With its doors closing due to a buyout, most of the great fighters from that organization came to Zuffa.  The best of both worlds came together and with the sport catching on like wildfire the UFC had gone from being banned from most PPV providers to having its own show on ESPN.   And for a while we wanted to stay in that Pride era, memories of Fedor knocking out giants and the wars between guys like Quinton Jackson and Mauricio Rua etched in our memories.  We want to remember back then, when guys were great martial artists first and athletes second, and then this past weekend Johnny “Bones” Jones showed us that MMA has finally hit the mainstream: the elite athletes are taking over.

In three years Jones has gone from a fighter on the local circuit, trying to make a living, to being the UFC Light Heavyweight champion and almost unquestionably the best in his weight class.  To get there he beat the guy at one point considered the best fighter in the world.  He isn’t the first of the old era stars to be shoved aside, either.  Chuck Liddell went out on his shield.  Mirko Filipovic was the most feared striker in the world at one point and now he’s being knocked out regularly.  Fedor was finished.  Twice.  The old guard is being beaten down by new blood and the one thing that keeps popping up from this new crop is their athletic credentials.

Jones was a junior college wrestling champion.  Frankie Edgar, Gray Maynard, Chael Sonnen, Rashad Evans, Cain Velasquez, Brock Lesnar, Phil Davis, Ryan Bader, C.B. Dolloway, Mark Munoz, and an armload of others all had distinguished careers at top schools in amateur wrestling.  And it’s not like many of these guys only could wrestle; one imagines that a seven foot wing span could’ve served Jones just as easily as a receiver in the NFL or that mammoth guys like Lesnar and Velasquez are athletic enough to have been able to be in the NFL if they’ve have concentrated on that instead.  Looking up and down the new era of UFC stars you see a wave of elite athletes training to fight instead of in something else.

It’s hard to argue that an Olympic wrestler like Ben Askren isn’t the athletic equal of elite boxers, etc.  As MMA continues to progress and the ability to be financially successful in the sport becomes even better than it is now you’re going to see plenty of guys who would otherwise play in the NFL, NHL or professional soccer get into the fight game.  It’s the same that happened to every other sport in its progression.

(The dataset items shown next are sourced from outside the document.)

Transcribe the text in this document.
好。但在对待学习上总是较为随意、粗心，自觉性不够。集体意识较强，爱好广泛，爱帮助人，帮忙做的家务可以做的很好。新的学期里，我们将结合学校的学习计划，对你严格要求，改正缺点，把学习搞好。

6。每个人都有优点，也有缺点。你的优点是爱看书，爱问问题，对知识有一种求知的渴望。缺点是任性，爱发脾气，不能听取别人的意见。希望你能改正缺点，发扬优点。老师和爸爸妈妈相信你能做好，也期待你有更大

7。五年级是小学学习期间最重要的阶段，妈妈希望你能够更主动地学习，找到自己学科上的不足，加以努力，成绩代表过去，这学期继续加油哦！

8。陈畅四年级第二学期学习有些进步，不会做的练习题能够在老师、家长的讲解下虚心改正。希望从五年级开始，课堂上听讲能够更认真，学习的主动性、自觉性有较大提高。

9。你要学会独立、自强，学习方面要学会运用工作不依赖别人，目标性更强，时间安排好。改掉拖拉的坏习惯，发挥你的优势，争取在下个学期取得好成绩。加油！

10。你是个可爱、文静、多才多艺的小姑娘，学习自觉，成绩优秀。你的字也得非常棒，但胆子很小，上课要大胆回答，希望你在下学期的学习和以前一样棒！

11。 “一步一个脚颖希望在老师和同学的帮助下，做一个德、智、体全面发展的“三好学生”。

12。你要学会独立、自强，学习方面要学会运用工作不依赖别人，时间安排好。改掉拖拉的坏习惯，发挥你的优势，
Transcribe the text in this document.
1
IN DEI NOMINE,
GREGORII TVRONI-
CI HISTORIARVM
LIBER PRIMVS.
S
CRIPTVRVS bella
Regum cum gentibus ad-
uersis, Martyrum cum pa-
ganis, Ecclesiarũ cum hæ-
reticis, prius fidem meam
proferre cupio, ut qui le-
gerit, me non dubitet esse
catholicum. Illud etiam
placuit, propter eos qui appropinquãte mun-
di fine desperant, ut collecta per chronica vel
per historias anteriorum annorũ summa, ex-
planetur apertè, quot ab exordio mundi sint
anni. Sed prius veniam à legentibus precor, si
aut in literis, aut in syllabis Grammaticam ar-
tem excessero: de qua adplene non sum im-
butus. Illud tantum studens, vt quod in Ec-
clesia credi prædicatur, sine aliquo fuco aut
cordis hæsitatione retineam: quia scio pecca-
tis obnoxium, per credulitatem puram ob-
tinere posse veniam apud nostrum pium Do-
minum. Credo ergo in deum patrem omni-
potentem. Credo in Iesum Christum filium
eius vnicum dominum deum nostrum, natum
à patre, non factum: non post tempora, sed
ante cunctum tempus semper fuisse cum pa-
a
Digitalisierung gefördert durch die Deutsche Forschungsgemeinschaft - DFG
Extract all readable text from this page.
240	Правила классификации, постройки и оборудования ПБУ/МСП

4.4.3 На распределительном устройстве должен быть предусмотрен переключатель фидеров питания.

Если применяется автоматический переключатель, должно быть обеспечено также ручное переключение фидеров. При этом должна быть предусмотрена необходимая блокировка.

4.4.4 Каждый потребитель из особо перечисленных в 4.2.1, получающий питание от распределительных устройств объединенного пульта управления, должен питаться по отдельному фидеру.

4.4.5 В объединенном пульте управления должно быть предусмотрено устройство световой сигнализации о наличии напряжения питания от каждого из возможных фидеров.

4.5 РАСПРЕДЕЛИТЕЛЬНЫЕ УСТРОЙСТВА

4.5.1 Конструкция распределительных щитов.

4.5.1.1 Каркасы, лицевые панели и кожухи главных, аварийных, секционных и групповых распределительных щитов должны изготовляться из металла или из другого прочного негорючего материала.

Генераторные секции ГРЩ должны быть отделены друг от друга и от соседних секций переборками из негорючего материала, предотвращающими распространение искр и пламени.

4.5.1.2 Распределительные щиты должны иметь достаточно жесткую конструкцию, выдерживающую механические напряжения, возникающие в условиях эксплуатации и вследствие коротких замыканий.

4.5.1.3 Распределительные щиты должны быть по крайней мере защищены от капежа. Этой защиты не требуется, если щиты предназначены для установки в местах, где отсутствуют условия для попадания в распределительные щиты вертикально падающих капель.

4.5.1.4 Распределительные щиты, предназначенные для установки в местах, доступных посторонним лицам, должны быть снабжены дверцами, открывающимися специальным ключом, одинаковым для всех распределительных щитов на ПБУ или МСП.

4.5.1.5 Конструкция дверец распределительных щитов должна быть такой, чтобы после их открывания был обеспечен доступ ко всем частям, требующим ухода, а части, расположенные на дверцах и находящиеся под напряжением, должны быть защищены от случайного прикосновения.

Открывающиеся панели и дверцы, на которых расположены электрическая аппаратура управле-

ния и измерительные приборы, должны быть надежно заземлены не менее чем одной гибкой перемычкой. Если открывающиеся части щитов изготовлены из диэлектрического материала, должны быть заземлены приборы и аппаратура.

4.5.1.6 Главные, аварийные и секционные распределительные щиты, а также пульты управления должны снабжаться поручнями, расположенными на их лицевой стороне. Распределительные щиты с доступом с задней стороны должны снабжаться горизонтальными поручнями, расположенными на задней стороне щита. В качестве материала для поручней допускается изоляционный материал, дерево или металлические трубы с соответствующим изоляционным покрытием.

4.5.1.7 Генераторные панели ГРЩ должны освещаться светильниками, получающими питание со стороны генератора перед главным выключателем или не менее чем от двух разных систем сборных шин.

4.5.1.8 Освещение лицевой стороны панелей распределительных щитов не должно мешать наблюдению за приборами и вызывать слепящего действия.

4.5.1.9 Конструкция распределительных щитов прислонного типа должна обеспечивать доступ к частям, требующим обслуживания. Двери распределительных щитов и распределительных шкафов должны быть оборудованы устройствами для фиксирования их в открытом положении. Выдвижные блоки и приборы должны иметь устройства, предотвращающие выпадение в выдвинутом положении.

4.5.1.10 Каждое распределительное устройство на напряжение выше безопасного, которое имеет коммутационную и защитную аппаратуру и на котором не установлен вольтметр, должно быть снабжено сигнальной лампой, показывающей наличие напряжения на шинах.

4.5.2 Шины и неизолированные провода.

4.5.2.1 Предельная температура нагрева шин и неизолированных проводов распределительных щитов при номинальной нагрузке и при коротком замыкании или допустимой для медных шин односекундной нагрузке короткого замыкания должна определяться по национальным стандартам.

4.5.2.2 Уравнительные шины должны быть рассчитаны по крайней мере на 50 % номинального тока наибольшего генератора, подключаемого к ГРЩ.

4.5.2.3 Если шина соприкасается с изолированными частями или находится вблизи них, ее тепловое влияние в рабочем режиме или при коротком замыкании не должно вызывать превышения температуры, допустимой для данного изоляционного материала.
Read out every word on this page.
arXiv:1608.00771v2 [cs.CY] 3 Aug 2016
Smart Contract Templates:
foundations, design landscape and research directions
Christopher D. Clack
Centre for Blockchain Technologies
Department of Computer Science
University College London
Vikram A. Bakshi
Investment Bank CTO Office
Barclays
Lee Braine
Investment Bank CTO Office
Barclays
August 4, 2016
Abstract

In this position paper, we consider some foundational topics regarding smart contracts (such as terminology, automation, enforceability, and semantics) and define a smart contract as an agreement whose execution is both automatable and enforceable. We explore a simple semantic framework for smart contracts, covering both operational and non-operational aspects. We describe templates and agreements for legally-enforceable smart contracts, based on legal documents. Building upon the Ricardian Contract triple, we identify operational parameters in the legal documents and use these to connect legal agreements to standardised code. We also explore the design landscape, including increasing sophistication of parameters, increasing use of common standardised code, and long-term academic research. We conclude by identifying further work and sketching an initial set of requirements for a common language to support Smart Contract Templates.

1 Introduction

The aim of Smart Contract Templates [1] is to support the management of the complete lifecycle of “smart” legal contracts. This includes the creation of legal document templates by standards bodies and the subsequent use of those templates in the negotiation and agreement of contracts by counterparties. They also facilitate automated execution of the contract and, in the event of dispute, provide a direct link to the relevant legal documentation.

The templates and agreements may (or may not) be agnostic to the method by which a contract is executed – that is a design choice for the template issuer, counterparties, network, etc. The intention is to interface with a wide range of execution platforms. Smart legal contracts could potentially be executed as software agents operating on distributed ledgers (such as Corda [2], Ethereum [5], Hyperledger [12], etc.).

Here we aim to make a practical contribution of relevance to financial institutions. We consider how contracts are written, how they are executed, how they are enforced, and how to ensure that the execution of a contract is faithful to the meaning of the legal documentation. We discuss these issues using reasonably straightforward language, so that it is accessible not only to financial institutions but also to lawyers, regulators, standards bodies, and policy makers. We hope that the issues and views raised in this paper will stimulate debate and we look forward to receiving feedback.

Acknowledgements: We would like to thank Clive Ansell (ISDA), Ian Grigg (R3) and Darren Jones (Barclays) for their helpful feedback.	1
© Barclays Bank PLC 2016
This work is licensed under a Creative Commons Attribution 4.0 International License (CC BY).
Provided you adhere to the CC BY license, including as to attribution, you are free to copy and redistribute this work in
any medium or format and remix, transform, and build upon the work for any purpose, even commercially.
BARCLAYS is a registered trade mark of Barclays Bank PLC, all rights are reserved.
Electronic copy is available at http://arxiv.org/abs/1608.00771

It’s no longer good enough to be the best athlete in a dojo anymore.  To be successful as a fighter now you have to have a lot of intangibles, including things like heart, but you have to have first rate athletic credentials before anything else.  The Pride Era of being a great martial artist above all is over.  Welcome to the era of Elite Athletes competing to see who is the best, which is what a mainstream sport has at its heart.